By making it smaller, the GMC Terrain has a base engine that measures only 1.5 liters, with a turbo bringing it up to adequate. My test vehicle had the optional 2.0-liter 4, also turbocharged, with 252 horsepower and 260 foot-pounds of torque. That’s more torque than the newly available 1.6-liter tiurbo-diesel by 10.
That made an interesting aside for my test-driving. The comfort and the neat driving and occupant features were all duly noted, and the numerous safety stuff, including a larger 8-inch touchscreen at the top of the center stack, and a new 360-degree camera that gives a top-down view of anything and everything around your Terrain. Then there’s the center console, cavernous in its capacity. It also has lane-keep assist, which some critics hate, but merely keeps you more advised on how you’re driving.
But the small engine made me always aware of how efficiently I could take off when pulling onto a freeway or highway, and it never faltered. That left the other key element to me, which was fuel economy.
The turbo adds power, and the 9-speed automatic worked well, so I had no trouble holding it at freeway maximums of 70 or so. I also anticipated that a long drive with the cruise at 70 would assure me of very strong fuel economy. I was wrong. I averaged between 24.8 and 25 miles per gallon, highway or city, AWD or FWD.
Now, we’re a spoiled lot here in the U.S., where as soon as gas prices drop, we all forget buying enery efficient cars and small SUVs and go after bigger, stronger, more powerful and less fuel-efficient vehicles. We’ve been riding a long crest of the gas price roller-coaster, and car dealers and salesmen will scoff at such nitpicking, but when gas prices start to rise, we know they can keep on a-rising.
Now the word comes that since our gas prices shot up by about a dime, then by another 15 cents, during the last two weeks of August, there’s a good chance they won’t be coming back. Summer, and a couple of major holidays, are on their way, so why would we expect fuel companies to drop their prices now?
In my usual grumbling about fuel economy, I always try to make the point that people really don’t seem to mind the rise and fall, once gas is less than $3 a gallon. But everyone who discusses it talks about the price of regular, without checking on the disparity between regular and premium. Used to be a nickel, then a dime, then it spread apart until now, when you might pay 30 or 50 cents a gallon more for premium.
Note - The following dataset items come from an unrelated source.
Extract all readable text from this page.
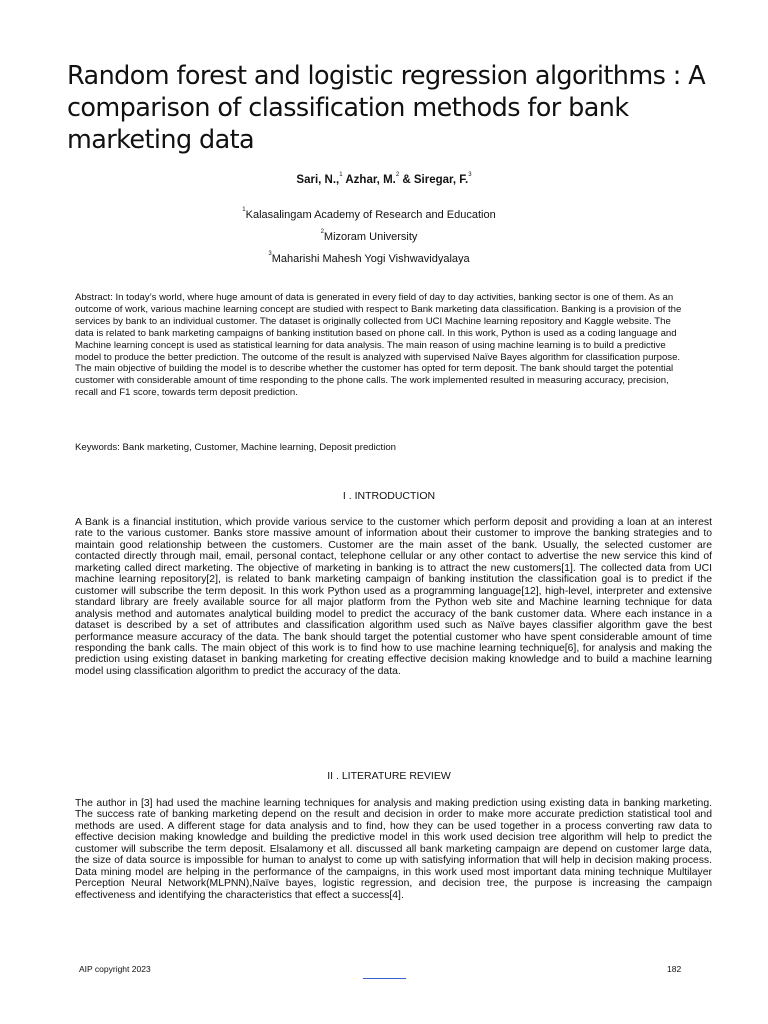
Random forest and logistic regression algorithms : A comparison of classification methods for bank marketing data
Sari, N.,$^1$ Azhar, M.$^2$ & Siregar, F.$^3$
$^1$Kalasalingam Academy of Research and Education
$^2$Mizoram University
$^3$Maharishi Mahesh Yogi Vishwavidyalaya

Abstract: In today’s world, where huge amount of data is generated in every field of day to day activities, banking sector is one of them. As an outcome of work, various machine learning concept are studied with respect to Bank marketing data classification. Banking is a provision of the services by bank to an individual customer. The dataset is originally collected from UCI Machine learning repository and Kaggle website. The data is related to bank marketing campaigns of banking institution based on phone call. In this work, Python is used as a coding language and Machine learning concept is used as statistical learning for data analysis. The main reason of using machine learning is to build a predictive model to produce the better prediction. The outcome of the result is analyzed with supervised Naïve Bayes algorithm for classification purpose. The main objective of building the model is to describe whether the customer has opted for term deposit. The bank should target the potential customer with considerable amount of time responding to the phone calls. The work implemented resulted in measuring accuracy, precision, recall and F1 score, towards term deposit prediction.

Keywords: Bank marketing, Customer, Machine learning, Deposit prediction

I . INTRODUCTION

A Bank is a financial institution, which provide various service to the customer which perform deposit and providing a loan at an interest rate to the various customer. Banks store massive amount of information about their customer to improve the banking strategies and to maintain good relationship between the customers. Customer are the main asset of the bank. Usually, the selected customer are contacted directly through mail, email, personal contact, telephone cellular or any other contact to advertise the new service this kind of marketing called direct marketing. The objective of marketing in banking is to attract the new customers[1]. The collected data from UCI machine learning repository[2], is related to bank marketing campaign of banking institution the classification goal is to predict if the customer will subscribe the term deposit. In this work Python used as a programming language[12], high-level, interpreter and extensive standard library are freely available source for all major platform from the Python web site and Machine learning technique for data analysis method and automates analytical building model to predict the accuracy of the bank customer data. Where each instance in a dataset is described by a set of attributes and classification algorithm used such as Naïve bayes classifier algorithm gave the best performance measure accuracy of the data. The bank should target the potential customer who have spent considerable amount of time responding the bank calls. The main object of this work is to find how to use machine learning technique[6], for analysis and making the prediction using existing dataset in banking marketing for creating effective decision making knowledge and to build a machine learning model using classification algorithm to predict the accuracy of the data.

II . LITERATURE REVIEW

The author in [3] had used the machine learning techniques for analysis and making prediction using existing data in banking marketing. The success rate of banking marketing depend on the result and decision in order to make more accurate prediction statistical tool and methods are used. A different stage for data analysis and to find, how they can be used together in a process converting raw data to effective decision making knowledge and building the predictive model in this work used decision tree algorithm will help to predict the customer will subscribe the term deposit. Elsalamony et all. discussed all bank marketing campaign are depend on customer large data, the size of data source is impossible for human to analyst to come up with satisfying information that will help in decision making process. Data mining model are helping in the performance of the campaigns, in this work used most important data mining technique Multilayer Perception Neural Network(MLPNN),Naïve bayes, logistic regression, and decision tree, the purpose is increasing the campaign effectiveness and identifying the characteristics that effect a success[4].

AIP copyright 2023	182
If regular goes to $3.25, and you’re paying $3.70 a gallon because your car requires premium, or 91 octane, a tankful can be a pinch. It is a good reason to check when you’re buying a new vehicle and find out if it will run fine on regular. Over the course of five years, that could save you a lot of money.
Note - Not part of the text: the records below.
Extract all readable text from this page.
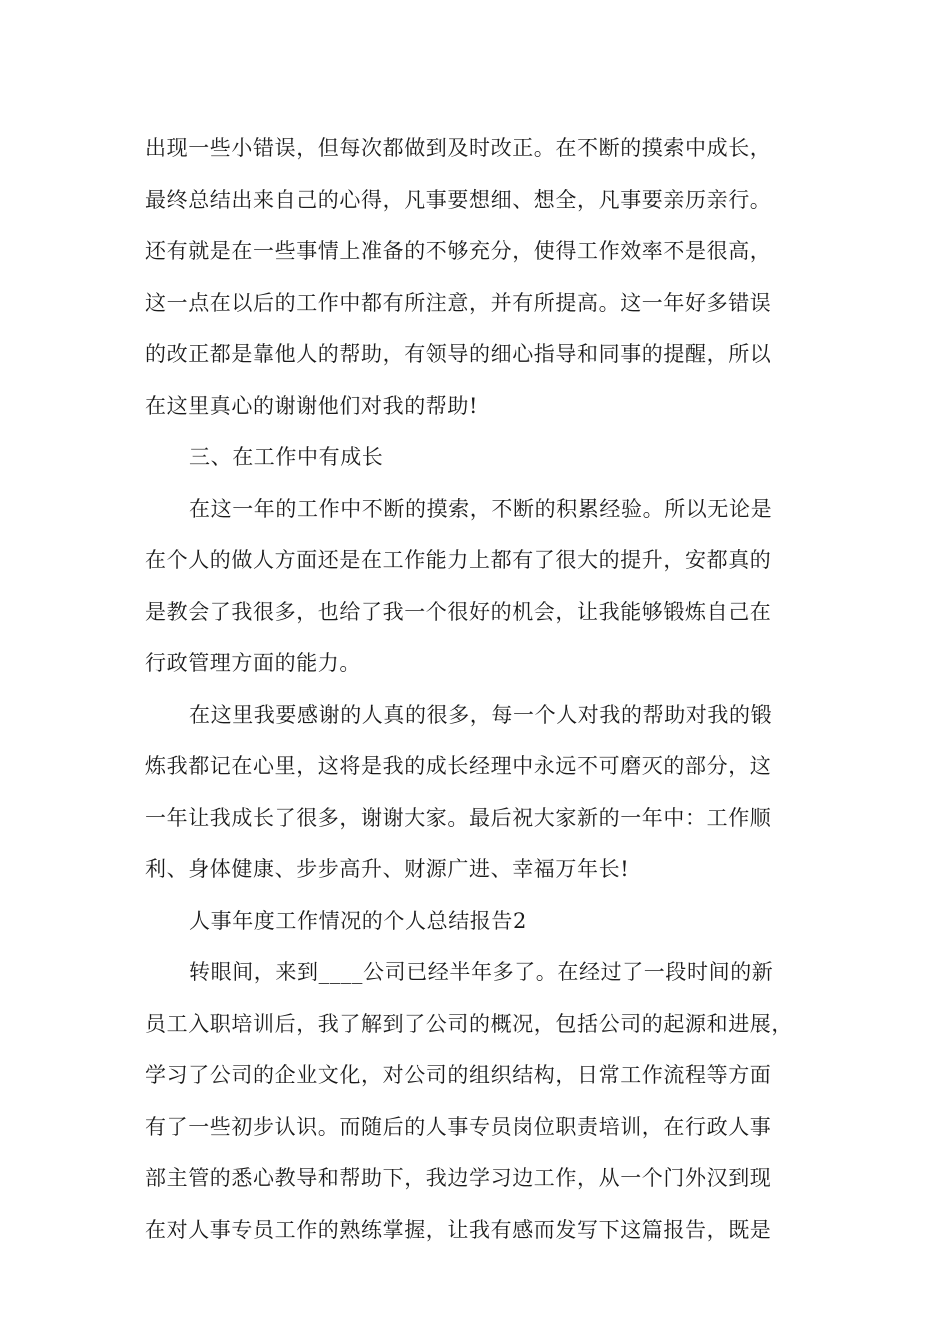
出现一些小错误，但每次都做到及时改正。在不断的摸索中成长，
最终总结出来自己的心得，凡事要想细、想全，凡事要亲历亲行。
还有就是在一些事情上准备的不够充分，使得工作效率不是很高，
这一点在以后的工作中都有所注意，并有所提高。这一年好多错误
的改正都是靠他人的帮助，有领导的细心指导和同事的提醒，所以
在这里真心的谢谢他们对我的帮助!
三、在工作中有成长
在这一年的工作中不断的摸索，不断的积累经验。所以无论是
在个人的做人方面还是在工作能力上都有了很大的提升，安都真的
是教会了我很多，也给了我一个很好的机会，让我能够锻炼自己在
行政管理方面的能力。
在这里我要感谢的人真的很多，每一个人对我的帮助对我的锻
炼我都记在心里，这将是我的成长经理中永远不可磨灭的部分，这
一年让我成长了很多，谢谢大家。最后祝大家新的一年中：工作顺
利、身体健康、步步高升、财源广进、幸福万年长!
人事年度工作情况的个人总结报告2
转眼间，来到____公司已经半年多了。在经过了一段时间的新
员工入职培训后，我了解到了公司的概况，包括公司的起源和进展，
学习了公司的企业文化，对公司的组织结构，日常工作流程等方面
有了一些初步认识。而随后的人事专员岗位职责培训，在行政人事
部主管的悉心教导和帮助下，我边学习边工作，从一个门外汉到现
在对人事专员工作的熟练掌握，让我有感而发写下这篇报告，既是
Meanwhile, back to the advantages of the downsized Terrain, they come mostly in agility and the ease of handling in traffic, biut since GM is aiming the Terrain at top-selllng midsize SUVs like the Honda CR-V, Toyota RAV4, and Mazda CX-5 — all of which deliver over 30 mpg — then the Terrain should give me more than 25 mpg.
For those who don’t care about such trivia, the Terrain offers anybody who ever owned any GM SUV a lot to like. I think the new Equinox is much more attractive, and the Terrain is, as they say, industrial-strength handsome. The new grille might have started out trying to be a trapezoid, but with all four corners rounded elegantly, it makes a striking first impression. The silhouette also is dramatically more appealing, and my favorite view of the vehicle is the rear corner.
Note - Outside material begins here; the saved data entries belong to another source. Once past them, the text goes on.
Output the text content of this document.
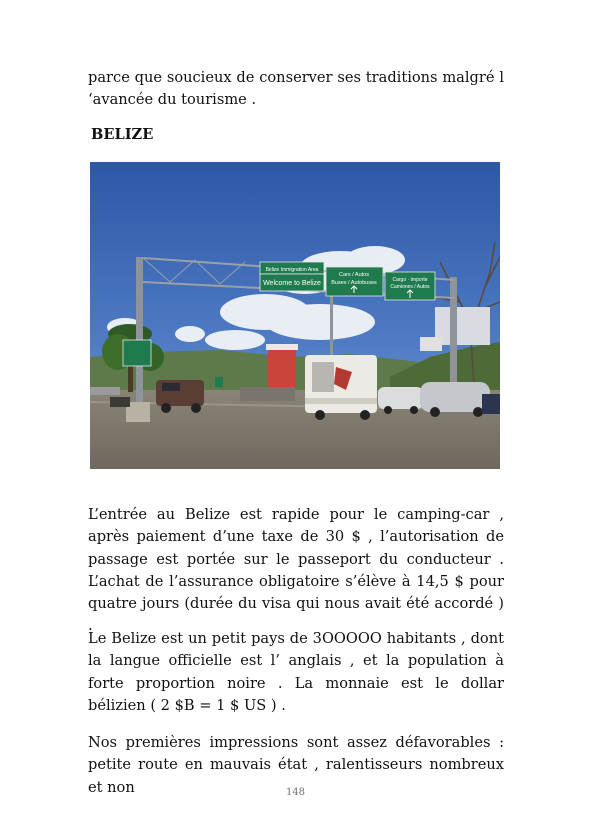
parce que soucieux de conserver ses traditions malgré l ‘avancée du tourisme .

BELIZE

Belize Immigration Area
Welcome to Belize
Cars / Autos
Buses / Autobuses	Cargo · Importe
Camiones / Autos

L’entrée au Belize est rapide pour le camping-car , après paiement d’une taxe de 30 $ , l’autorisation de passage est portée sur le passeport du conducteur . L’achat de l’assurance obligatoire s’élève à 14,5 $ pour quatre jours (durée du visa qui nous avait été accordé ) .

Le Belize est un petit pays de 3OOOOO habitants , dont la langue officielle est l’ anglais , et la population à forte proportion noire . La monnaie est le dollar bélizien ( 2 $B = 1 $ US ) .

Nos premières impressions sont assez défavorables : petite route en mauvais état , ralentisseurs nombreux et non	148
I didn’t realize that until the week following my test drive, when I was driving along on a short freeway stretch and spotted a very handsome car ahead and one lane over to my left. The way the side contours rose up slightly as they approach the rear, and almost meet the roofline caught my eye. I accelerated a bit so I could read the lettering on the rear: Terrain.
That says a lot. I spent so much of the week driving the Terrain I didn’t spend any of it outside it, where I could appreciate the redesign.